In yet another controversial move, Disney announced today that the old Pleasure Island section of Downtown Disney will be transformed into “Hyperion Wharf,” a 120-acre complex themed like an early 20th century seaport town. The Adventurers Club, BET Soundstage, Mannequin’s, Motion, and Rock ‘N’ Roll Beach Club will be torn down to make way for new restaurants, shops, and the expansion of the AMC Movie Theater. Construction is set to begin immediately and the final product is set to open during the summer of 2013.
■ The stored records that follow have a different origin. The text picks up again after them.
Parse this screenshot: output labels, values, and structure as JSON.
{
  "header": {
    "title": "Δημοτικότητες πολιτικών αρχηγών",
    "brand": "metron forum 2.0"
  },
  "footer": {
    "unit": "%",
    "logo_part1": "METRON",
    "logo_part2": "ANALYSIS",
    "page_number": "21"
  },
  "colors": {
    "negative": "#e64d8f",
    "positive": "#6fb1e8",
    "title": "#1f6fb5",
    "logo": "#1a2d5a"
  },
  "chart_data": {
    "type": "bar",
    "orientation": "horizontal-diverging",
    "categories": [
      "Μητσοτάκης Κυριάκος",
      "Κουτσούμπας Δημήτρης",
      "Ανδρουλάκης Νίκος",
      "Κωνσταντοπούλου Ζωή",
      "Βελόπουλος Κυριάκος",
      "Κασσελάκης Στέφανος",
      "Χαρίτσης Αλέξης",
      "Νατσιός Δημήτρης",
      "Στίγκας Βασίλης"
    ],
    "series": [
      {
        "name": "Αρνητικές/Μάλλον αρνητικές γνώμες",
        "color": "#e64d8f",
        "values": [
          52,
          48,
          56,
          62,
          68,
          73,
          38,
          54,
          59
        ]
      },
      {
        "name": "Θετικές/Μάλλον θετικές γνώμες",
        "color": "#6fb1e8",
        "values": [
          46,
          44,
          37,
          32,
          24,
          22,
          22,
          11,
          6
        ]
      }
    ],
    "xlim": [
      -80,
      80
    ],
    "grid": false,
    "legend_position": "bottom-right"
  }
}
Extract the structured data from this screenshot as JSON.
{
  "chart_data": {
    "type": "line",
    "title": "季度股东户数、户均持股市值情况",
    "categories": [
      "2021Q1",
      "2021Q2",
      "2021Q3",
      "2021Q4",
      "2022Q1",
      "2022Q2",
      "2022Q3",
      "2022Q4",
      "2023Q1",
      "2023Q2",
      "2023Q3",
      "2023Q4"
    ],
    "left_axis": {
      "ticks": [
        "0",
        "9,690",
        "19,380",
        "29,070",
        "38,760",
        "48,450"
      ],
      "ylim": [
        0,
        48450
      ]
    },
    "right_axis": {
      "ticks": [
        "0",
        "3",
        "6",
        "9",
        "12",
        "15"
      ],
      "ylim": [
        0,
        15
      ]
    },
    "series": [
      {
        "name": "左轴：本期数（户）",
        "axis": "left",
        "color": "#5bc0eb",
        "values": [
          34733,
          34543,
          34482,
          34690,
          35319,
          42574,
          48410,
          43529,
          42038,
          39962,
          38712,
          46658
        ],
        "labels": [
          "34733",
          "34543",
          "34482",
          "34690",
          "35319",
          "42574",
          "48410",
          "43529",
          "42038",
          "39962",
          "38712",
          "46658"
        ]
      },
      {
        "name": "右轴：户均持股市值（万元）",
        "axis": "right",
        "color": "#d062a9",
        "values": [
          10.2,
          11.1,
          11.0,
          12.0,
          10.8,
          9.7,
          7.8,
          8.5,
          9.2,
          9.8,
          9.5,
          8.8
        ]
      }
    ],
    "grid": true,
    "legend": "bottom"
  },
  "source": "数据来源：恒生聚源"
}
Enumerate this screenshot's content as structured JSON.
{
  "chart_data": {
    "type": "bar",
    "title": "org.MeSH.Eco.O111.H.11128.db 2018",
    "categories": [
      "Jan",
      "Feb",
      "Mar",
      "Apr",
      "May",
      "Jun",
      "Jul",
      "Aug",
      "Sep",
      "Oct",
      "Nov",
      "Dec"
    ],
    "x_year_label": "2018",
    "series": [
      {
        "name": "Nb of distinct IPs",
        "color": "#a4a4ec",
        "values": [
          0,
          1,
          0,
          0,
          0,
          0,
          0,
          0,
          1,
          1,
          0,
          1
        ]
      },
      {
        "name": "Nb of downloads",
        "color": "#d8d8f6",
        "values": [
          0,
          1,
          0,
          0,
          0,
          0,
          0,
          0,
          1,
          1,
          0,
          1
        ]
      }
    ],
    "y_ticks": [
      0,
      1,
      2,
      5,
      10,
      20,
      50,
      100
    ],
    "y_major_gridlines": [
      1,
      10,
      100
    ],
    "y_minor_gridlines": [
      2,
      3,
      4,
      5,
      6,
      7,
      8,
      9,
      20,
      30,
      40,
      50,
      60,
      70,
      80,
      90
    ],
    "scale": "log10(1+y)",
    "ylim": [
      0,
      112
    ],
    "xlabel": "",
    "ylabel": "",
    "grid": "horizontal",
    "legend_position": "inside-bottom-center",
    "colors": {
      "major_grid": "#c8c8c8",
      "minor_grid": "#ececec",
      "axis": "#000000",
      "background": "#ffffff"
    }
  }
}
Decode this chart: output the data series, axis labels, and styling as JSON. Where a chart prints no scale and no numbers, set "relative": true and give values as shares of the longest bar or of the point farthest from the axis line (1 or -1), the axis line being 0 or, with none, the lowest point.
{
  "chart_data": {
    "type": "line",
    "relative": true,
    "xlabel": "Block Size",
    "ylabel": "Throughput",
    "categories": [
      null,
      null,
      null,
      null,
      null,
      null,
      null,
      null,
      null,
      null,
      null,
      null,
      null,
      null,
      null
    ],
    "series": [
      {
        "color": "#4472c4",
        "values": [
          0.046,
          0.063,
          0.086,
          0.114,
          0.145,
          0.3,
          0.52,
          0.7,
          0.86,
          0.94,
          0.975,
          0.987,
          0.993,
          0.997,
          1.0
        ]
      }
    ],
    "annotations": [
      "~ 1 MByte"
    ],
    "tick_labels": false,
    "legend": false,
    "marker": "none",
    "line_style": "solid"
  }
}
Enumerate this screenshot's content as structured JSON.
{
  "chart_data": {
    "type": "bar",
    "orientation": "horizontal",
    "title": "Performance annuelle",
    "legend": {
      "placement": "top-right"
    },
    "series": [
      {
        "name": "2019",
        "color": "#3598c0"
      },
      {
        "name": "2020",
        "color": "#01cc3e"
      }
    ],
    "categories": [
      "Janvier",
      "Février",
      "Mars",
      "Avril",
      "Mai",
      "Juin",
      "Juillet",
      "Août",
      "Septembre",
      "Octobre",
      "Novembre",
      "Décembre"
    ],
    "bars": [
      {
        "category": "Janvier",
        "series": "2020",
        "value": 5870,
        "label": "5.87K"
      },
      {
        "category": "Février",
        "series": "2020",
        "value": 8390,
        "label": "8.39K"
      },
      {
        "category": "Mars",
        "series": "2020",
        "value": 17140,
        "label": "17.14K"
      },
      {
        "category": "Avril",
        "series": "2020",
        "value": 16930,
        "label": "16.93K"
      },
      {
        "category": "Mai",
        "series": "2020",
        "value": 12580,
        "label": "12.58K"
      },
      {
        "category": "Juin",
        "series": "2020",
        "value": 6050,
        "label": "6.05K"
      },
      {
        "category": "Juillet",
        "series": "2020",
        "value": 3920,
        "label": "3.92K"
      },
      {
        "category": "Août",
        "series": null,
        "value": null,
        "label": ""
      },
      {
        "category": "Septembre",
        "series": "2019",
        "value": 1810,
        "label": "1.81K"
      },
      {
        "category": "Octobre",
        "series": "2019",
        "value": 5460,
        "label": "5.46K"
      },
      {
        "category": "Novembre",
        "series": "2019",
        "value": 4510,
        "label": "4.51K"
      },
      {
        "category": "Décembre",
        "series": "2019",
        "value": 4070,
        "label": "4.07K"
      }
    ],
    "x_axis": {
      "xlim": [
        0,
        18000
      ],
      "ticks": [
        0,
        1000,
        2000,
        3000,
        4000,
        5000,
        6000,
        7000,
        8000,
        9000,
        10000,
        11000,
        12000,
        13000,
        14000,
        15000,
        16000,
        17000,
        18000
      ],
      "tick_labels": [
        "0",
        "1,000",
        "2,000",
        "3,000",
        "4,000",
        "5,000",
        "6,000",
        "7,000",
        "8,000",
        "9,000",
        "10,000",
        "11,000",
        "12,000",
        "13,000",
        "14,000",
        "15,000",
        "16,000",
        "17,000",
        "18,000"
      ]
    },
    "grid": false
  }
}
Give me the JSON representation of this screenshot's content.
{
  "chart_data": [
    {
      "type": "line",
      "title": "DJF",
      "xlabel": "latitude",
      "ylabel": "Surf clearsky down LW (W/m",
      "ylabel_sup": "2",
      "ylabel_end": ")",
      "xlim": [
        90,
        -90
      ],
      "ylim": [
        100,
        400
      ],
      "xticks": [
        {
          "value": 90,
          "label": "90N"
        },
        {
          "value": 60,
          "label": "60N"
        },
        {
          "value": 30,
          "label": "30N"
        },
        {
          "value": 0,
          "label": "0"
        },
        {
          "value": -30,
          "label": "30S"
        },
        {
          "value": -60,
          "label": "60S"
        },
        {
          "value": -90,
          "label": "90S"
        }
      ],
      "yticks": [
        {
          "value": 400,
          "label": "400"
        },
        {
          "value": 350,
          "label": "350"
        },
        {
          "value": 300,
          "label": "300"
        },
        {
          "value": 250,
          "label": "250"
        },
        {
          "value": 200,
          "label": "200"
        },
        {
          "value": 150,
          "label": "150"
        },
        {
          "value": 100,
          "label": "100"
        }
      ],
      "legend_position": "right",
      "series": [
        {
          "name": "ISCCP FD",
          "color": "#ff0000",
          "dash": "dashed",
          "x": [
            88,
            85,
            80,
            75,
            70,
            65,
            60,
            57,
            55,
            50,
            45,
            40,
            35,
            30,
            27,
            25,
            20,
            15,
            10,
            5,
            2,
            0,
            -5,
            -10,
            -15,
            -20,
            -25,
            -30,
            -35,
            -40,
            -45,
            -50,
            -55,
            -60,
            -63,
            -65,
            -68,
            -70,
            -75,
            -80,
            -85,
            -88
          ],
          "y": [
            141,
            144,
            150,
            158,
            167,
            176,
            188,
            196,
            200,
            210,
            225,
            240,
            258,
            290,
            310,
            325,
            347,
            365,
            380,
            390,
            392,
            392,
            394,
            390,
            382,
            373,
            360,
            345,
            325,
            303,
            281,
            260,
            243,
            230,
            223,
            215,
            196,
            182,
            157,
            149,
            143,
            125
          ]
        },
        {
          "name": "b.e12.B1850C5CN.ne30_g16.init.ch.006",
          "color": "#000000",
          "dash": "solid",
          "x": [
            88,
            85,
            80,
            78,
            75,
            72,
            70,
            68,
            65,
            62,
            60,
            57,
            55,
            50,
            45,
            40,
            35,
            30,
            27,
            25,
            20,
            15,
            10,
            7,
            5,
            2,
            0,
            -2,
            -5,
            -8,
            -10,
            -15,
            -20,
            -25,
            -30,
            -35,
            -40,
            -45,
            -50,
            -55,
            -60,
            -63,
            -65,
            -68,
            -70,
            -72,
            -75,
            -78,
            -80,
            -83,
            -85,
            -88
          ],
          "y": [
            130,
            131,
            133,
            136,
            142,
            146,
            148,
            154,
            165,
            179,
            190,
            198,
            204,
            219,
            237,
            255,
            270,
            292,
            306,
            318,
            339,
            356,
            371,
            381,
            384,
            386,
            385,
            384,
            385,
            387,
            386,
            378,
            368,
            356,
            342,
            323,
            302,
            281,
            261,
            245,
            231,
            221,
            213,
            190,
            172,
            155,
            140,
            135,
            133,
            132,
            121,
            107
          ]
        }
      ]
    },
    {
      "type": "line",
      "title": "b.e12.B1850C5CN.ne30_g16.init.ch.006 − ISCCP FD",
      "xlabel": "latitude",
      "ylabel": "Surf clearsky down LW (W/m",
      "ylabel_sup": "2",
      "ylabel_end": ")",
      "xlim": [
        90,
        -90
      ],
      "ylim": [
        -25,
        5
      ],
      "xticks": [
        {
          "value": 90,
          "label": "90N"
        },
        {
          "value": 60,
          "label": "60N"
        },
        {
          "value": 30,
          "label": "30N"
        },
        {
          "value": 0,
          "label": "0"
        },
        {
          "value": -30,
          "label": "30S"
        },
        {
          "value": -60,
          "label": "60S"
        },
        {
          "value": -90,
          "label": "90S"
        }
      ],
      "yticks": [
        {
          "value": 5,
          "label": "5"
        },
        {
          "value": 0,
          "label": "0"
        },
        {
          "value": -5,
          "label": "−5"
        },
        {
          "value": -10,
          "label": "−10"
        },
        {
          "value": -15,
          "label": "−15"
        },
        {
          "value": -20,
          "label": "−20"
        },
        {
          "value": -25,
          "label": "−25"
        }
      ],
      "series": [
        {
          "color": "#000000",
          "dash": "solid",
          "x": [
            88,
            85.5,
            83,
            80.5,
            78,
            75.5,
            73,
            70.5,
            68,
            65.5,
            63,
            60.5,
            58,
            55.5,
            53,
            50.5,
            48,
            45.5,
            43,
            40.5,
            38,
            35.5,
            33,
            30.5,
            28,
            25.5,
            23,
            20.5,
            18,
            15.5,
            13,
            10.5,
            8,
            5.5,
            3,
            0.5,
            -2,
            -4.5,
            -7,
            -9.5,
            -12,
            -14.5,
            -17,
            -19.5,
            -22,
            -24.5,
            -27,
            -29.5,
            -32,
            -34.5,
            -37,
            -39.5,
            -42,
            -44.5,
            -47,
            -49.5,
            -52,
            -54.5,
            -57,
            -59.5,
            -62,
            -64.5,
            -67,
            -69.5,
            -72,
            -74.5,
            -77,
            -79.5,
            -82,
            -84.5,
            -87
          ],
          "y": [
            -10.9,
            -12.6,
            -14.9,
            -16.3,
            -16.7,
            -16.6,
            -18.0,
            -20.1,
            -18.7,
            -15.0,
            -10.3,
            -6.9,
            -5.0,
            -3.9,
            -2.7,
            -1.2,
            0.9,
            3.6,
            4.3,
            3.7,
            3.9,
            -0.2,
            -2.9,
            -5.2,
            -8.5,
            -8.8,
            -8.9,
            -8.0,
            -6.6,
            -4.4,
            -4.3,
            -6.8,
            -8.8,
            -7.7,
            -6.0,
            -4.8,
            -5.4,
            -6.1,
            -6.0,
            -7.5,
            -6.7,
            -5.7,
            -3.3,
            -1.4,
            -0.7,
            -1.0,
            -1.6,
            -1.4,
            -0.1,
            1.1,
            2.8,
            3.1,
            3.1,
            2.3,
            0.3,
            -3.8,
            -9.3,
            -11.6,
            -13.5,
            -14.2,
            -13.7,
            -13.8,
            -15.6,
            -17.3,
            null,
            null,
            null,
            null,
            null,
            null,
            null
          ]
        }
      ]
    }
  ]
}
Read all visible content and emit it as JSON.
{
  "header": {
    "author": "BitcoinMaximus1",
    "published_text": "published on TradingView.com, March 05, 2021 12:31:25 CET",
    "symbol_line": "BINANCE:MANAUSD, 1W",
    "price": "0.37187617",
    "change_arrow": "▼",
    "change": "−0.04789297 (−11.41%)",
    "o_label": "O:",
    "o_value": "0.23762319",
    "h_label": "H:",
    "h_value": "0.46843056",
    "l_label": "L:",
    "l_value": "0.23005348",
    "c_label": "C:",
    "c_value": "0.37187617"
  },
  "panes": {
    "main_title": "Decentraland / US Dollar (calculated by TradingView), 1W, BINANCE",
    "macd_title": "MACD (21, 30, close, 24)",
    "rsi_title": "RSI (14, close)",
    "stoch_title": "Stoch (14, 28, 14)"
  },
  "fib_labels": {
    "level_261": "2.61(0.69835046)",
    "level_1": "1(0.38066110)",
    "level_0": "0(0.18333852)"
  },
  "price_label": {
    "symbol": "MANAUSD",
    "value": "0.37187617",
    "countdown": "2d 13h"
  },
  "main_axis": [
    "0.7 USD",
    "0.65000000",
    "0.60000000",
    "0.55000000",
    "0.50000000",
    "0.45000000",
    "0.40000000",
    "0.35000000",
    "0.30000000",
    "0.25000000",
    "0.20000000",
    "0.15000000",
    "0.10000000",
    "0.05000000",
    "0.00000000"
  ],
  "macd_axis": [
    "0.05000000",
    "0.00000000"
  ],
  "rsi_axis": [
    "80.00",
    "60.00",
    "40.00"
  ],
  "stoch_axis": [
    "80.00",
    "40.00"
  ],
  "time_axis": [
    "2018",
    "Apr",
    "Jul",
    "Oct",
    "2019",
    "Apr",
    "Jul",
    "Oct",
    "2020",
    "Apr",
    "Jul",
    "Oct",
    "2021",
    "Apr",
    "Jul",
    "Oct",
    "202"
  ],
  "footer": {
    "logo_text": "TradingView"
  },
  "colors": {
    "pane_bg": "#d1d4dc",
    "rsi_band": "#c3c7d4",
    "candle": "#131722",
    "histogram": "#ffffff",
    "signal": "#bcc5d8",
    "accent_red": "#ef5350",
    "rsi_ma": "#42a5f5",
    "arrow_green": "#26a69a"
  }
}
The first change will happen at the AMC Movie Theater, which will begin to serve upscale snacks and drinks from “next-generation” self service vending machines. No word yet on whether the machine can make you that martini shaken, stirred, or just sort of shook. Disney expects the vending machines to be installed by January 1, 2011. By Spring 2011, at least part of the theater will be transformed into a “Fork and Screen” branded experience. The Fork and Screen Theater offers full food and beverage service conveniently from your theater seat. A sample menu is available here. Expect Applebee’s or TGI Friday’s quality food and pricing.
Downtown Disney sits on a beautiful man-made lagoon, but it isn’t always obvious because there are so many Disney stores blocking the view. The re-imagining of the area will focus on the waterfront aspect and a major part of the transformation will be the installation of a new park. No, not a theme park, but a neighborhood-like park. If executed correctly, this could be a great area for families to enjoy a relaxing evening without having to spend gobs of money. Disney didn’t release a lot of details about what will go into it, but it is expected to open by Summer of 2011 so we should know more soon. Hopefully there will be a lot of benches and tables to make water-front seating an option for those of us who prefer more moderately priced take-out food from places like Earl of Sandwich over a pricier meal at a sit-down restaurant.
In the announcement, Disney made a pretty big deal about the “lighting” aspect. It’s true that humans love bright lights, to the point where most of us can’t resist purchasing Disney-branded merchandise if it’s bright enough. “By day, stylish boutiques and innovative restaurants will draw you in and by night, thousands of lights will transform the area into an electric wonderland.” An electric wonderland sounds sort of dangerous, especially so close to water, but we can assume it will be safe. It certainly looks neat in the pictures.
Other enhancements include 3,500 additional square feet of retail space added to the Lego Store. Many of the stores that currently exist will also be renovated to fit more into the “modern” early 20th century theme.
Read the full Disney announcement on the Disney Parks Blog, here.
As I previously insinuated, there is a lot of controversy over the closure of Pleasure Island, which was really the only “adults-only” section of Disney World. The closure of the Adventurers Club in particular is a hotly debated subject. Should Disney, a “family friendly vacation destination,” have an adults-only section where drunken debauchery is not only condoned, but encouraged? Does Disney World really need more stores that sell the exact same merchandise that can be purchased in dozens of other locations? Are people really going to go to spend two hours and more cash at the movies on a vacation that already costs more than $3,000? These questions are always brought up when Downtown Disney and Pleasure Island are discussed.
Am I excited for Hyperion Wharf? Yes and no. I wasn’t expecting an enhanced version of the old Pleasure Island. While The Adventurer’s Club and Mannequin’s might have a following with several thousand people who spend most of their time on Disney forums, Pleasure Island was not popular with the vast majority of Disney visitors. It was bleeding money, which is why Disney shut it down. Had it been profitable, we could mosey down to Pleasure Island today, have a cocktail, and watch some comedy. I have some hope for the park area and the possibility of some counter service restaurants similar to the Earl of Sandwich, but the cynic in me knows that we’re probably going to have a little grassy area and more overpriced, mediocre sit-down restaurants. Time will tell and there’s really no reason to debate it. The suits have spoken and this is the direction Disney has decided to take. They have their own studies and their own market research, and it’s telling them people will spend more money in Downtown Disney if there is more opportunity to spend money at Downtown Disney. That equals more stuff with price tags on it rather than fun and unique experiences.